If you must keep a search domain on clients but want to “catch” doubled names at your dnsmasq, add VIP answers:
# /etc/dnsmasq.conf
address=/.apps.bm.tayyabtahir.com/192.168.8.28
address=/apps.bm.tayyabtahir.com.bm.tayyabtahir.com/192.168.8.28
systemctl restart dnsmasq
Reducing/avoiding public wildcards (*.bm.tayyabtahir.com) removes a whole class of “wrong but valid” answers.
Rollback (if you ever want NM to manage DNS again):
rm -f /etc/NetworkManager/conf.d/dns-none.conf
systemctl restart NetworkManager
# /etc/resolv.conf will be regenerated from DHCP/NM
FAQ
Q: Why not just set ndots:1 and keep search? A: You can. It makes the resolver try the literal name first. But if the first try fails or your app uses short names, the search domain still applies. Removing NM control of resolv.conf and omitting the search list eliminates surprises.

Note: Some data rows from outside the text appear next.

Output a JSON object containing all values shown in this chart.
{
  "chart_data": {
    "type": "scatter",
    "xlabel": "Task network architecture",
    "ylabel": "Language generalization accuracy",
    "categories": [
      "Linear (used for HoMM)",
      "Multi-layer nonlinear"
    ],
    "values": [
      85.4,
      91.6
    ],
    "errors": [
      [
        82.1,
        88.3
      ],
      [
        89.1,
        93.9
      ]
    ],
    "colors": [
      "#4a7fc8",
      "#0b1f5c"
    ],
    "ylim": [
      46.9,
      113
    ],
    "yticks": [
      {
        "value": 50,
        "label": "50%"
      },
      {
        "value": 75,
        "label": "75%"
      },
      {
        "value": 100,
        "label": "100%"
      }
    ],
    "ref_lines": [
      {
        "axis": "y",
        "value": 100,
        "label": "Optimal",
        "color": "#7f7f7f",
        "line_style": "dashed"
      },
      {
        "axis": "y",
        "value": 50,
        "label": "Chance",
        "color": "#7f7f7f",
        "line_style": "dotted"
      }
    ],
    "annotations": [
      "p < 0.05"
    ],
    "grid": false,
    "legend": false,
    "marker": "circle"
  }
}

Q: Why did doing this only on the DNS server fix my cluster? A: In this environment, the DNS server host was the choke point that ultimately answered (or forwarded) app/route lookups. Ensuring it never appended/forwarded accidental, doubled names prevented the wrong answers from being cached/propagated. In other topologies you may also need to adjust clients/pods.
Q: What about public wildcard DNS? A: If feasible, narrow or remove public wildcards (*.bm.tayyabtahir.com). That stops “wrong but valid” answers from the Internet when a doubled name escapes your network.